Во всяком случае, Вам нужно спасать свою душу - она найдет покой только рядом с М. А.

Верьте мне - любви нас учит страдание. Нужно самой идти ему навстречу, чтобы оно нас не раздавило и дало силы любить тех, кто любит нас.

Р. Г.

XXXVIII

Профессор Леонид Викторович Кашкин - супругам Штрамм в Мюнхен, Германия

Ай-Джин, 15 июня

Милейшие Ольга Максимовна и Арнольд Германович, с чувством живейшего интереса читали мы с женой в "Жизни искусства" Ваши впечатления о заграничной поездке и сводки из иностранных газет об успехах Вашего театра. Вы, конечно, поймете, какое горделивое удовлетворение испытал я при этом - Ваш неизменный поклонник и историограф. Конечно, наши русские зоилы, наши господа из ультра "левого фронта" (левее здравого смысла) снова подняли травлю, как и в первую Вашу поездку. Опять старые слова о "буржуазном искусстве", об "эстетизме", о "пестрых тряпках", о "несозвучности эпохе". Опять кивки в сторону Мейерхольда - "от которого все качества". Все эти крики - бессильная ярость перед очевидностью: ваш театр жив, будет жить, и ничто не затемнит блистательную страницу в истории русского искусства, в которой вписаны Ваши имена - первой славнейшей артистки современности и изощреннейшего режиссера. Не мне говорить Вам это - Вы знаете мою искренность.

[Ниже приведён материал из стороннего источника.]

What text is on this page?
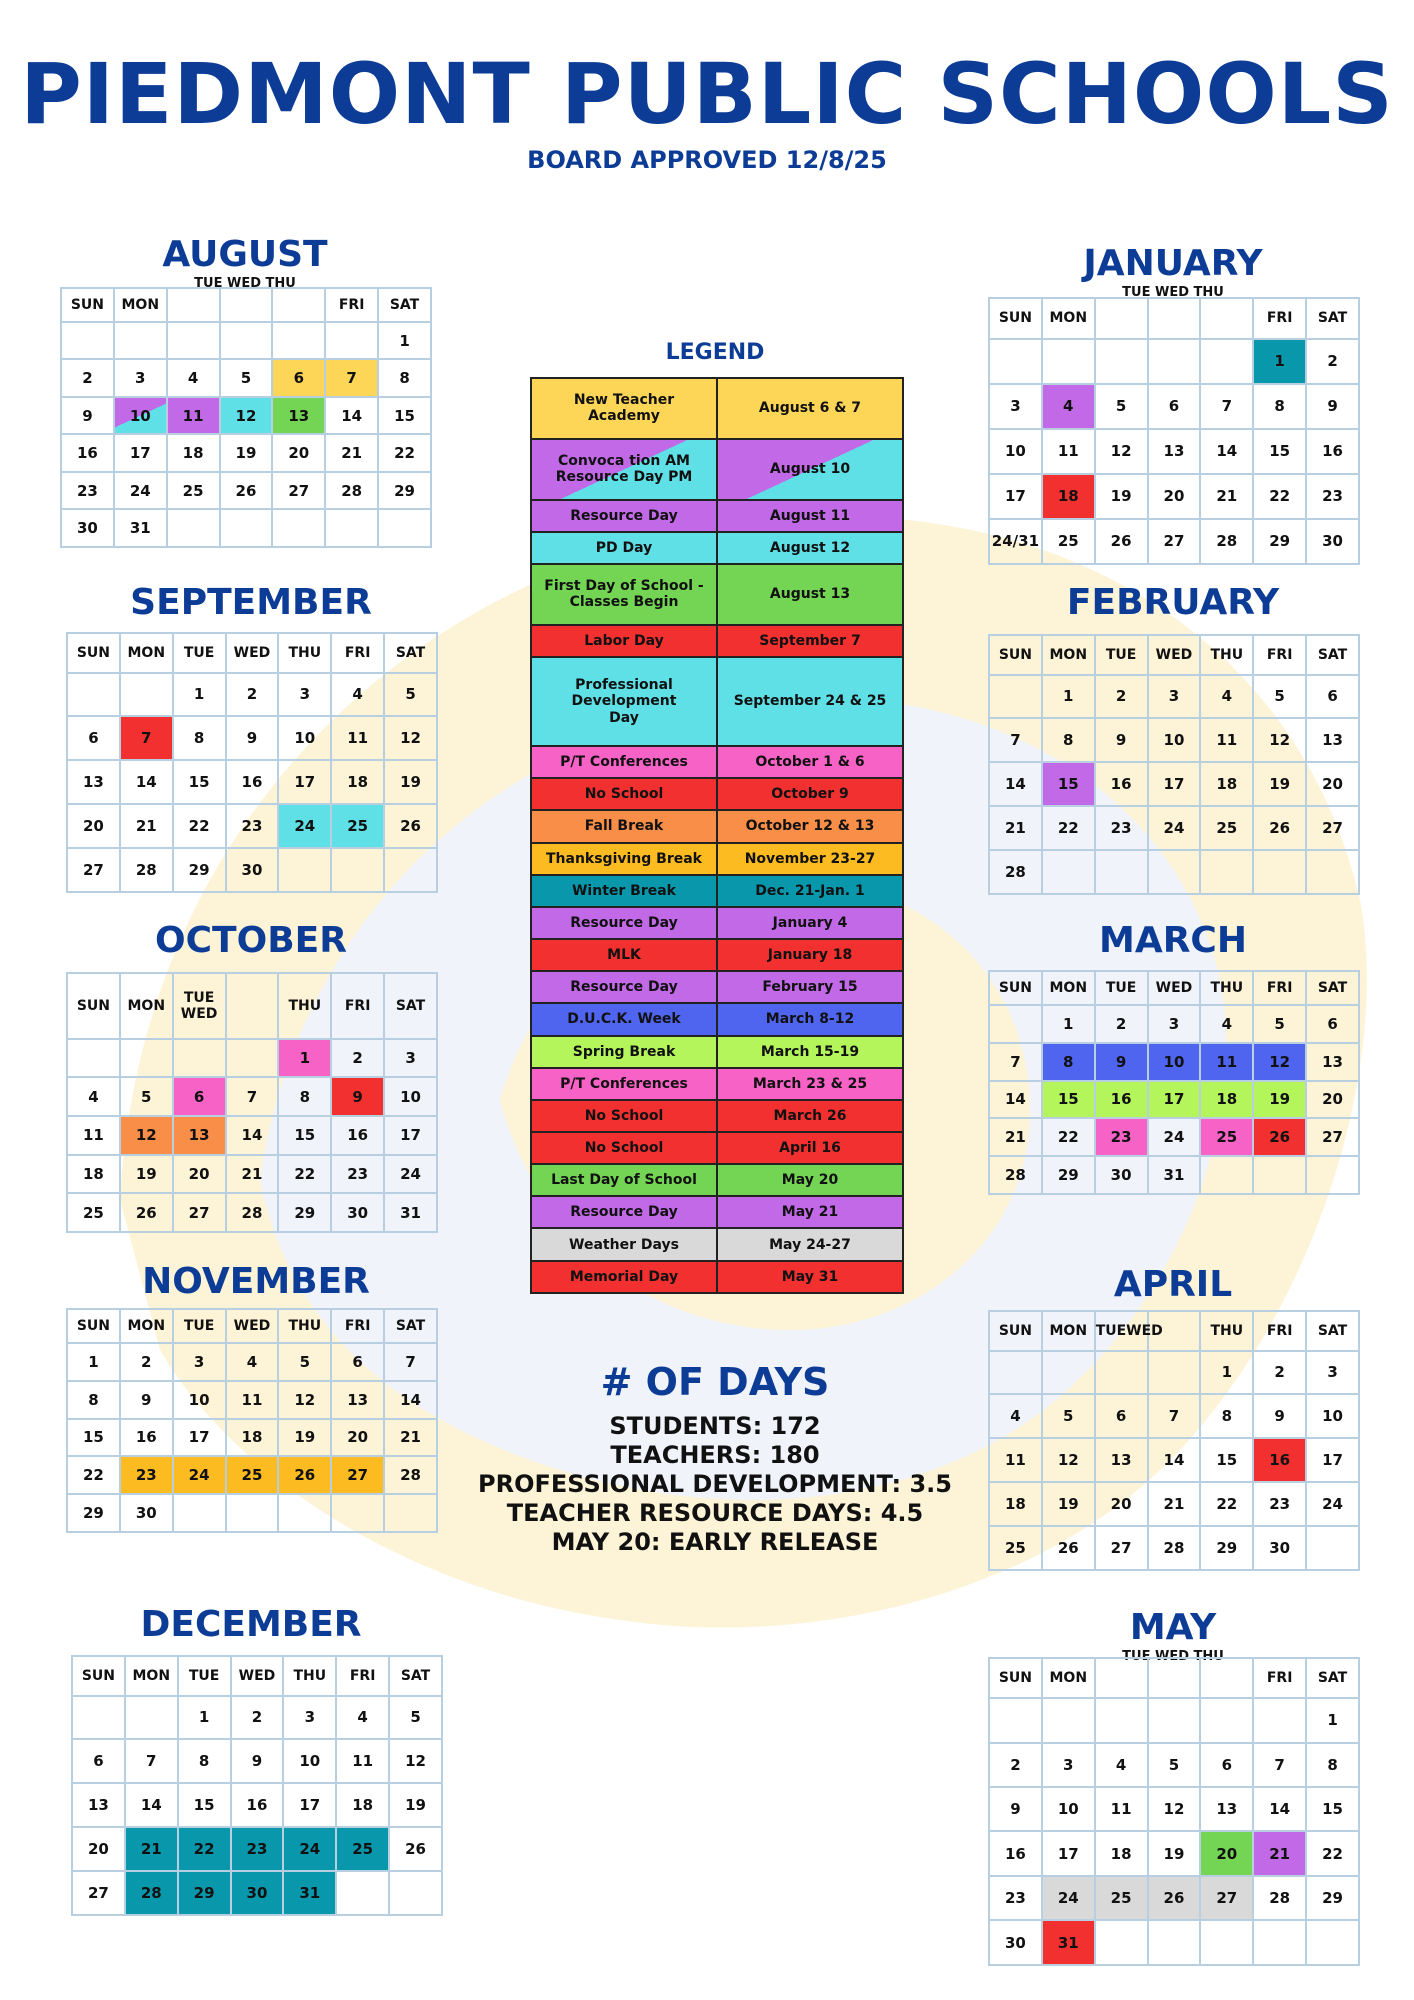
PIEDMONT PUBLIC SCHOOLS
BOARD APPROVED 12/8/25
AUGUST
TUE WED THU
SEPTEMBER
OCTOBER
NOVEMBER
DECEMBER
JANUARY
TUE WED THU
FEBRUARY
MARCH
APRIL
MAY
TUE WED THU
SUN	MON				FRI	SAT
						1
2	3	4	5	6	7	8
9	10	11	12	13	14	15
16	17	18	19	20	21	22
23	24	25	26	27	28	29
30	31					
SUN	MON	TUE	WED	THU	FRI	SAT
		1	2	3	4	5
6	7	8	9	10	11	12
13	14	15	16	17	18	19
20	21	22	23	24	25	26
27	28	29	30			
SUN	MON	TUE WED		THU	FRI	SAT
				1	2	3
4	5	6	7	8	9	10
11	12	13	14	15	16	17
18	19	20	21	22	23	24
25	26	27	28	29	30	31
SUN	MON	TUE	WED	THU	FRI	SAT
1	2	3	4	5	6	7
8	9	10	11	12	13	14
15	16	17	18	19	20	21
22	23	24	25	26	27	28
29	30					
SUN	MON	TUE	WED	THU	FRI	SAT
		1	2	3	4	5
6	7	8	9	10	11	12
13	14	15	16	17	18	19
20	21	22	23	24	25	26
27	28	29	30	31		
SUN	MON				FRI	SAT
					1	2
3	4	5	6	7	8	9
10	11	12	13	14	15	16
17	18	19	20	21	22	23
24/31	25	26	27	28	29	30
SUN	MON	TUE	WED	THU	FRI	SAT
	1	2	3	4	5	6
7	8	9	10	11	12	13
14	15	16	17	18	19	20
21	22	23	24	25	26	27
28						
SUN	MON	TUE	WED	THU	FRI	SAT
	1	2	3	4	5	6
7	8	9	10	11	12	13
14	15	16	17	18	19	20
21	22	23	24	25	26	27
28	29	30	31			
SUN	MON	TUEWED		THU	FRI	SAT
				1	2	3
4	5	6	7	8	9	10
11	12	13	14	15	16	17
18	19	20	21	22	23	24
25	26	27	28	29	30	
SUN	MON				FRI	SAT
						1
2	3	4	5	6	7	8
9	10	11	12	13	14	15
16	17	18	19	20	21	22
23	24	25	26	27	28	29
30	31					
LEGEND
New Teacher Academy	August 6 & 7
Convoca tion AM
Resource Day PM	August 10
Resource Day	August 11
PD Day	August 12
First Day of School -
Classes Begin	August 13
Labor Day	September 7
Professional Development
Day	September 24 & 25
P/T Conferences	October 1 & 6
No School	October 9
Fall Break	October 12 & 13
Thanksgiving Break	November 23-27
Winter Break	Dec. 21-Jan. 1
Resource Day	January 4
MLK	January 18
Resource Day	February 15
D.U.C.K. Week	March 8-12
Spring Break	March 15-19
P/T Conferences	March 23 & 25
No School	March 26
No School	April 16
Last Day of School	May 20
Resource Day	May 21
Weather Days	May 24-27
Memorial Day	May 31
# OF DAYS
STUDENTS: 172
TEACHERS: 180
PROFESSIONAL DEVELOPMENT: 3.5
TEACHER RESOURCE DAYS: 4.5
MAY 20: EARLY RELEASE
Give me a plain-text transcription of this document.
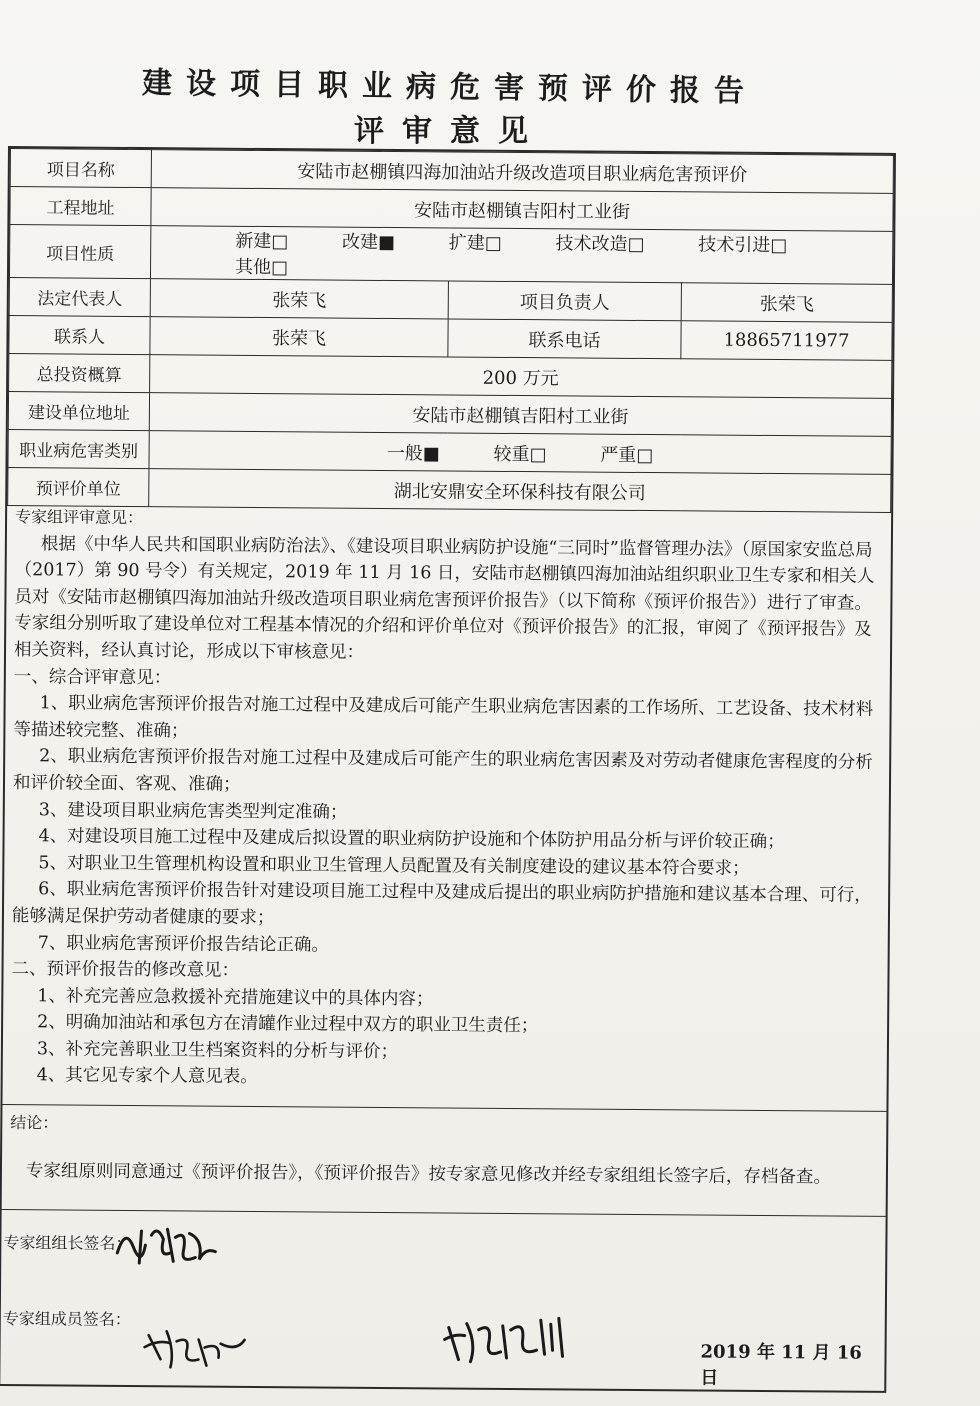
建设项目职业病危害预评价报告
评审意见
项目名称	安陆市赵棚镇四海加油站升级改造项目职业病危害预评价		
工程地址	安陆市赵棚镇吉阳村工业街		
项目性质	新建□ 改建■ 扩建□ 技术改造□ 技术引进□ 其他□		
法定代表人	张荣飞	项目负责人	张荣飞
联系人	张荣飞	联系电话	18865711977
总投资概算	200 万元		
建设单位地址	安陆市赵棚镇吉阳村工业街		
职业病危害类别	一般■ 较重□ 严重□		
预评价单位	湖北安鼎安全环保科技有限公司		

专家组评审意见：

根据《中华人民共和国职业病防治法》、《建设项目职业病防护设施“三同时”监督管理办法》（原国家安监总局（2017）第 90 号令）有关规定，2019 年 11 月 16 日，安陆市赵棚镇四海加油站组织职业卫生专家和相关人员对《安陆市赵棚镇四海加油站升级改造项目职业病危害预评价报告》（以下简称《预评价报告》）进行了审查。专家组分别听取了建设单位对工程基本情况的介绍和评价单位对《预评价报告》的汇报，审阅了《预评报告》及相关资料，经认真讨论，形成以下审核意见：

一、综合评审意见：

1、职业病危害预评价报告对施工过程中及建成后可能产生职业病危害因素的工作场所、工艺设备、技术材料等描述较完整、准确；

2、职业病危害预评价报告对施工过程中及建成后可能产生的职业病危害因素及对劳动者健康危害程度的分析和评价较全面、客观、准确；

3、建设项目职业病危害类型判定准确；

4、对建设项目施工过程中及建成后拟设置的职业病防护设施和个体防护用品分析与评价较正确；

5、对职业卫生管理机构设置和职业卫生管理人员配置及有关制度建设的建议基本符合要求；

6、职业病危害预评价报告针对建设项目施工过程中及建成后提出的职业病防护措施和建议基本合理、可行，能够满足保护劳动者健康的要求；

7、职业病危害预评价报告结论正确。

二、预评价报告的修改意见：

1、补充完善应急救援补充措施建议中的具体内容；

2、明确加油站和承包方在清罐作业过程中双方的职业卫生责任；

3、补充完善职业卫生档案资料的分析与评价；

4、其它见专家个人意见表。

结论：
专家组原则同意通过《预评价报告》，《预评价报告》按专家意见修改并经专家组组长签字后，存档备查。
专家组组长签名：
专家组成员签名：
2019 年 11 月 16 日
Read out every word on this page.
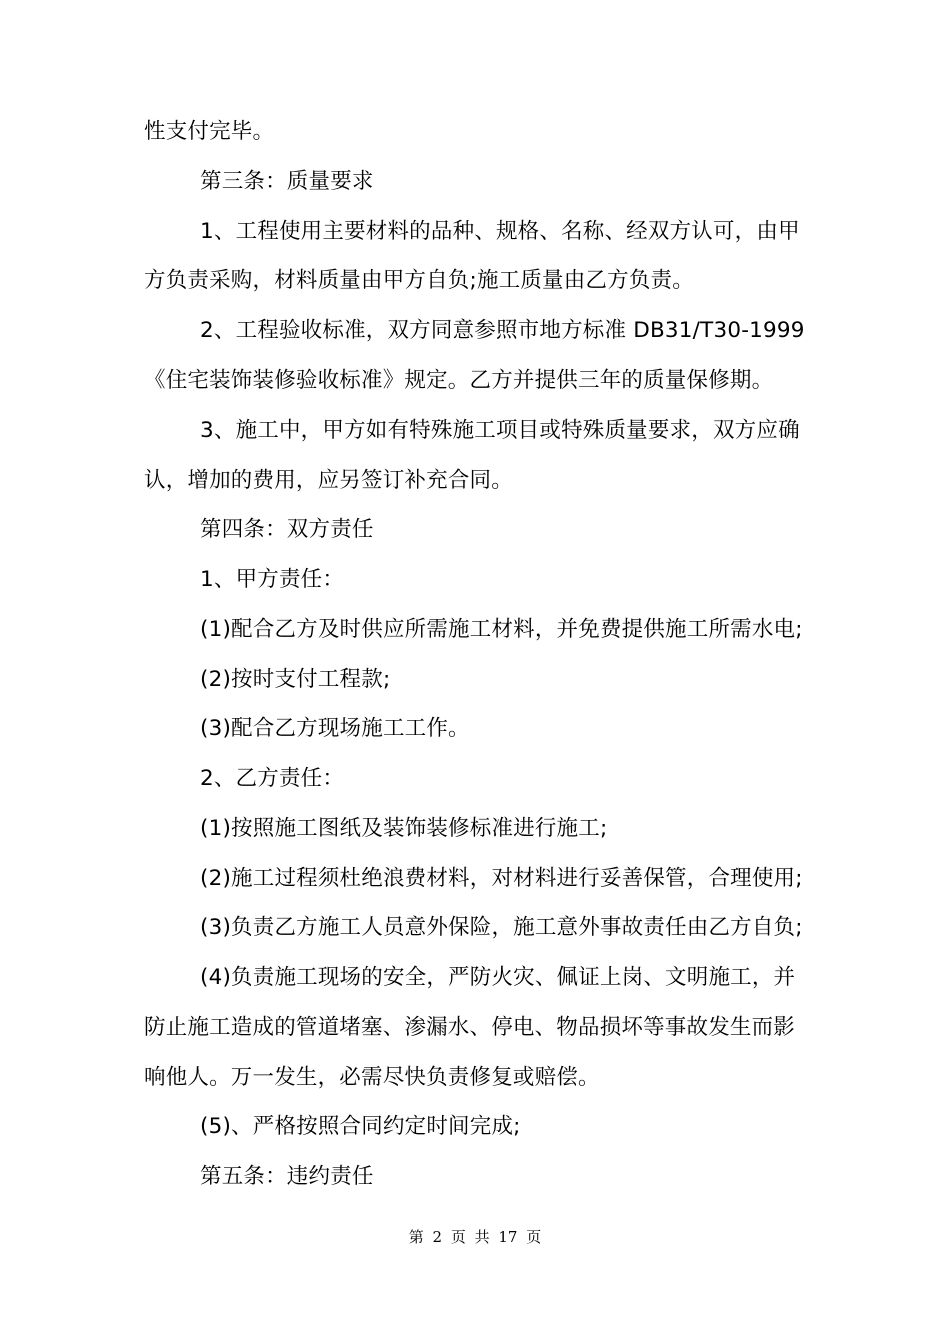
性支付完毕。

第三条：质量要求

1、工程使用主要材料的品种、规格、名称、经双方认可，由甲

方负责采购，材料质量由甲方自负;施工质量由乙方负责。

2、工程验收标准，双方同意参照市地方标准 DB31/T30-1999

《住宅装饰装修验收标准》规定。乙方并提供三年的质量保修期。

3、施工中，甲方如有特殊施工项目或特殊质量要求，双方应确

认，增加的费用，应另签订补充合同。

第四条：双方责任

1、甲方责任：

(1)配合乙方及时供应所需施工材料，并免费提供施工所需水电;

(2)按时支付工程款;

(3)配合乙方现场施工工作。

2、乙方责任：

(1)按照施工图纸及装饰装修标准进行施工;

(2)施工过程须杜绝浪费材料，对材料进行妥善保管，合理使用;

(3)负责乙方施工人员意外保险，施工意外事故责任由乙方自负;

(4)负责施工现场的安全，严防火灾、佩证上岗、文明施工，并

防止施工造成的管道堵塞、渗漏水、停电、物品损坏等事故发生而影

响他人。万一发生，必需尽快负责修复或赔偿。

(5)、严格按照合同约定时间完成;

第五条：违约责任

第 2 页 共 17 页
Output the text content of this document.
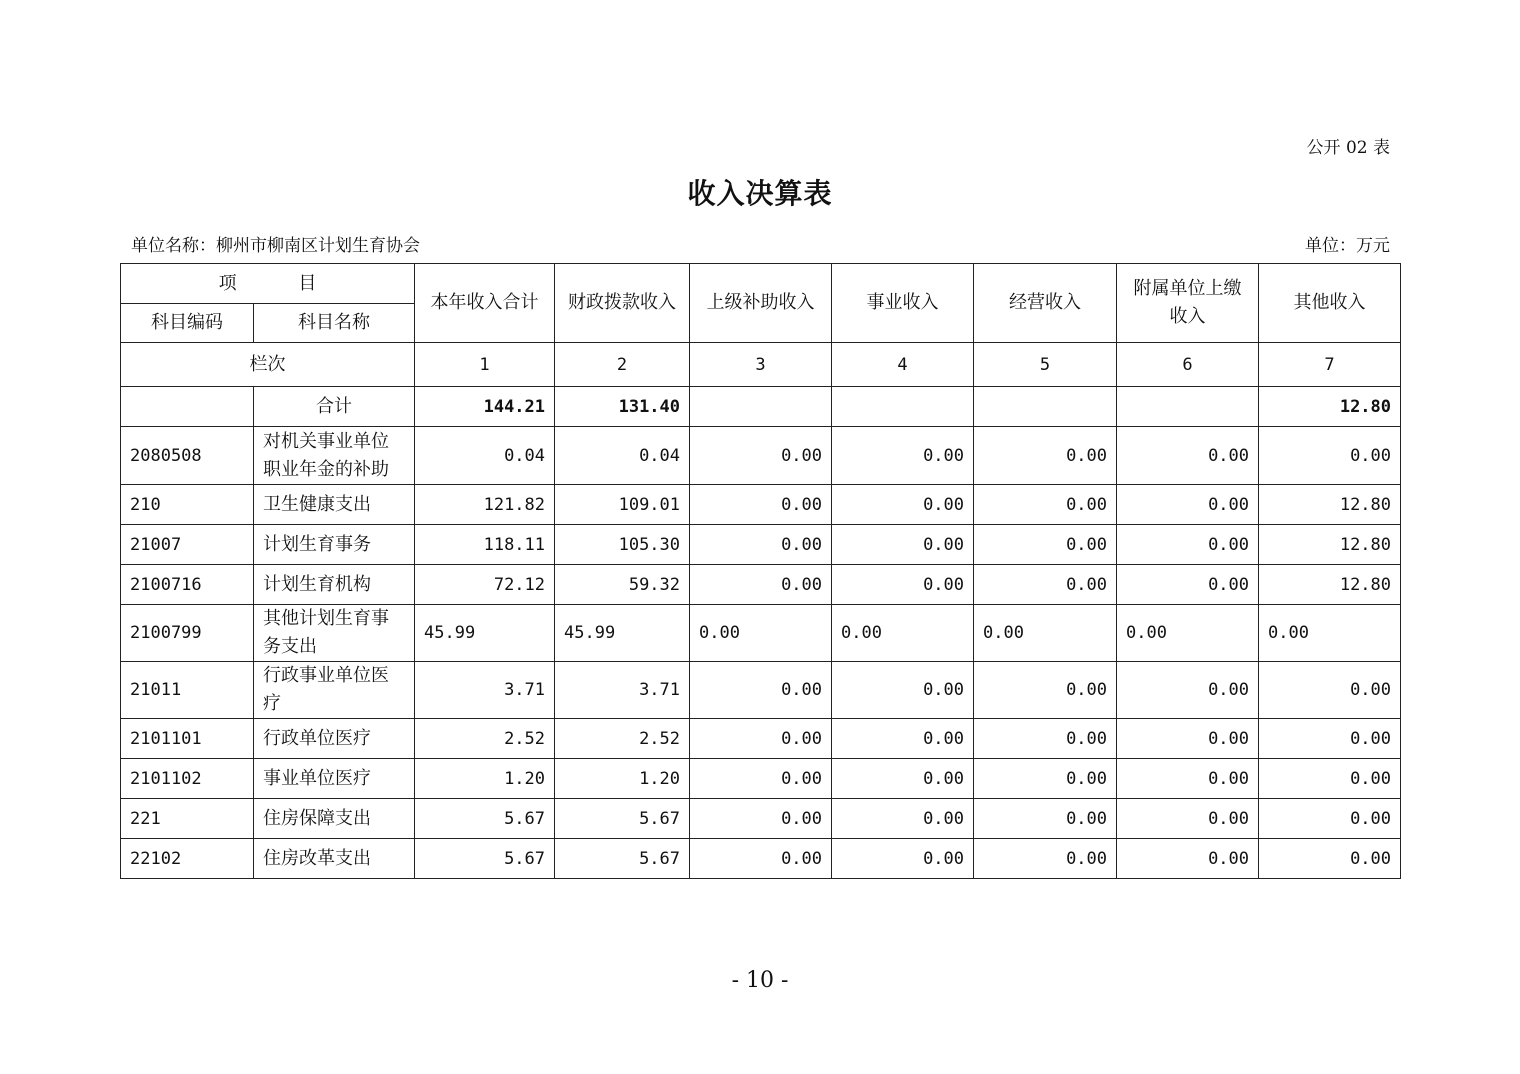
公开 02 表
收入决算表
单位名称：柳州市柳南区计划生育协会	单位：万元
项 目		本年收入合计	财政拨款收入	上级补助收入	事业收入	经营收入	附属单位上缴收入	其他收入
科目编码	科目名称							
栏次		1	2	3	4	5	6	7
	合计	144.21	131.40					12.80
2080508	对机关事业单位职业年金的补助	0.04	0.04	0.00	0.00	0.00	0.00	0.00
210	卫生健康支出	121.82	109.01	0.00	0.00	0.00	0.00	12.80
21007	计划生育事务	118.11	105.30	0.00	0.00	0.00	0.00	12.80
2100716	计划生育机构	72.12	59.32	0.00	0.00	0.00	0.00	12.80
2100799	其他计划生育事务支出	45.99	45.99	0.00	0.00	0.00	0.00	0.00
21011	行政事业单位医疗	3.71	3.71	0.00	0.00	0.00	0.00	0.00
2101101	行政单位医疗	2.52	2.52	0.00	0.00	0.00	0.00	0.00
2101102	事业单位医疗	1.20	1.20	0.00	0.00	0.00	0.00	0.00
221	住房保障支出	5.67	5.67	0.00	0.00	0.00	0.00	0.00
22102	住房改革支出	5.67	5.67	0.00	0.00	0.00	0.00	0.00
- 10 -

Вашу милую открытку из Дрездена нам переслали в "Кириле", где мы скромно проводим с женой вот уже месяц.

О московских новостях мы узнаём по газетам и журналам, которые приходят к нам, должно быть, позже, чем к Вам,- на пятый день. Пытаемся жить растительной жизнью и меньше думать. Это, правда, не всегда удается даже здесь. Современная "квалификация", "профессионализация" заставляет неизбежно каждого из нас и в дни отдыха сталкиваться с себе подобными.